If the Phils improve before the non-waiver Trade Deadline on July 31 -- they have played a bit better recently -- general manager Ruben Amaro Jr. might try to add a piece or two to the roster for a postseason run. If they do not improve, Amaro could try to unload talent in an effort to retool for the future. Chase Utley, Michael Young, Carlos Ruiz and Delmon Young are free agents after the season. Each of them could have value to a contender looking for a player to push its club over the top. Cliff Lee, Jonathan Papelbon, Mike Adams and Rollins have years remaining on their deals, but they also could be dealt.

"We're not going to panic," Rollins said. "That word isn't going to get into this clubhouse."

Rollins also said he is not going to worry about the team getting dismantled.

"Heck, no," he said. "I don't have to worry about anything."

But wouldn't it be strange come Aug. 1 to see Rollins standing at shortstop with somebody other than Utley at second base, somebody other than Young at third base or somebody other than Ruiz behind the plate?

"Well, that's all true," Rollins acknowledged. "But there's nothing I can do about it, except play a winning brand of baseball. And if we don't win, it's up to the guys up top, whether they decide to blow it all up and ship us out."

Rollins paused.

"That would be different," he said.

Would it be a sad moment for a player like Rollins, who has watched the organization build itself from NL doormat to big league powerhouse?

"Yeah," he said. "But shoot, I might be gone, too. You never know."

Rollins, who can veto any trade because of his 10-and-5 rights, remains optimistic. He thinks the Phillies will get going because they have recovered from slow starts in the past.

"It's like '07," he said. "That's what it's like. Pitchers go down. You're like, 'Gosh darn it, man. That's not expected.' Then our offense had to kick it in with some crazy numbers. It looks like that's where we're going to have to go."

The 2007 Phils were 20-21 at this point, third in the division and the ninth-best record in the league. But while that team ranked 14th in the league in pitching (4.43 ERA), it ranked second in the league in scoring (5.07 runs per game). It hit its way to a division title.

Rollins said the offense will need to step up and take over like '07, but is that even possible? Philadelphia's offense has been in decline the past few seasons.

"We're healthy enough to be that good," Rollins said. "We're starting to have more good days than bad days. And that's where it starts. Everybody likes to talk about little things, but what's small and what's little is actually big. Scoring runs, getting two-out hits, etc. -- those are things we're starting to do better, more efficiently. And over the course of the season, as the season gets even deeper, that's going to be even that much bigger. So just because the record is where it sits now, those things get overlooked. But when you look at baseball, those are things that start turning and going your way."

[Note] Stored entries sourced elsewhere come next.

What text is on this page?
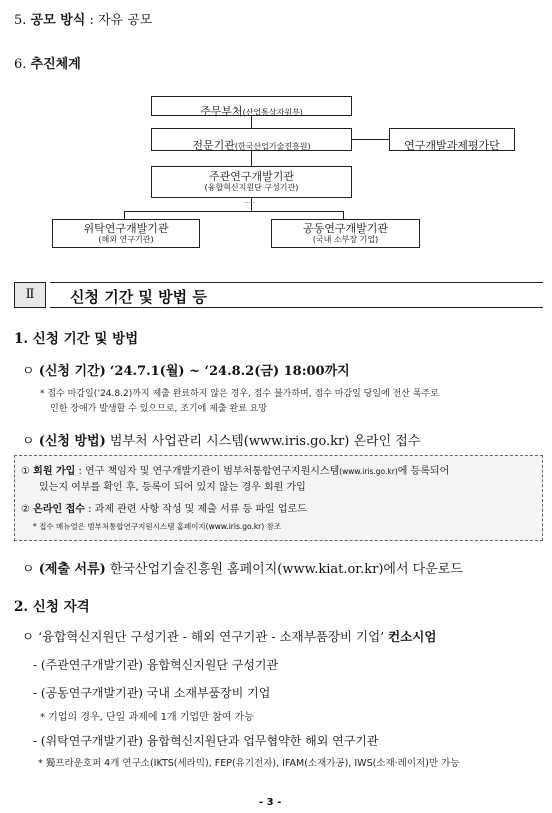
5. 공모 방식 : 자유 공모
6. 추진체계
주무부처(산업통상자원부)
전문기관(한국산업기술진흥원)	연구개발과제평가단
주관연구개발기관
(융합혁신지원단 구성기관)
·····
위탁연구개발기관
(해외 연구기관)
공동연구개발기관
(국내 소부장 기업)
Ⅱ	신청 기간 및 방법 등
1. 신청 기간 및 방법
ㅇ (신청 기간) ‘24.7.1(월) ~ ‘24.8.2(금) 18:00까지
* 접수 마감일(’24.8.2)까지 제출 완료하지 않은 경우, 접수 불가하며, 접수 마감일 당일에 전산 폭주로
인한 장애가 발생할 수 있으므로, 조기에 제출 완료 요망
ㅇ (신청 방법) 범부처 사업관리 시스템(www.iris.go.kr) 온라인 접수
① 회원 가입 : 연구 책임자 및 연구개발기관이 범부처통합연구지원시스템(www.iris.go.kr)에 등록되어
있는지 여부를 확인 후, 등록이 되어 있지 않는 경우 회원 가입
② 온라인 접수 : 과제 관련 사항 작성 및 제출 서류 등 파일 업로드
* 접수 매뉴얼은 범부처통합연구지원시스템 홈페이지(www.iris.go.kr) 참조
ㅇ (제출 서류) 한국산업기술진흥원 홈페이지(www.kiat.or.kr)에서 다운로드
2. 신청 자격
ㅇ ‘융합혁신지원단 구성기관 - 해외 연구기관 - 소재부품장비 기업’ 컨소시엄
- (주관연구개발기관) 융합혁신지원단 구성기관
- (공동연구개발기관) 국내 소재부품장비 기업
* 기업의 경우, 단일 과제에 1개 기업만 참여 가능
- (위탁연구개발기관) 융합혁신지원단과 업무협약한 해외 연구기관
* 獨프라운호퍼 4개 연구소(IKTS(세라믹), FEP(유기전자), IFAM(소재가공), IWS(소재·레이저)만 가능
- 3 -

The Phillies historically have been better in the second half under manager Charlie Manuel. They have a .520 winning percentage before the All-Star break, which is 11th in baseball from 2005-12, compared to a .610 winning percentage after the break, which is second in baseball.

"Let's just make sure we do that again," Rollins said.

But that trend holds true only after the break. If the Phils don't get going soon, the team as fans have come to know it -- Rollins, Utley, Ruiz, Ryan Howard and Cole Hamels at its core -- might not be around for that second-half run.

The Phillies will try to start a new winning streak Friday, when they open a three-game series against the Reds.

Todd Zolecki is a reporter for MLB.com. This story was not subject to the approval of Major League Baseball or its clubs.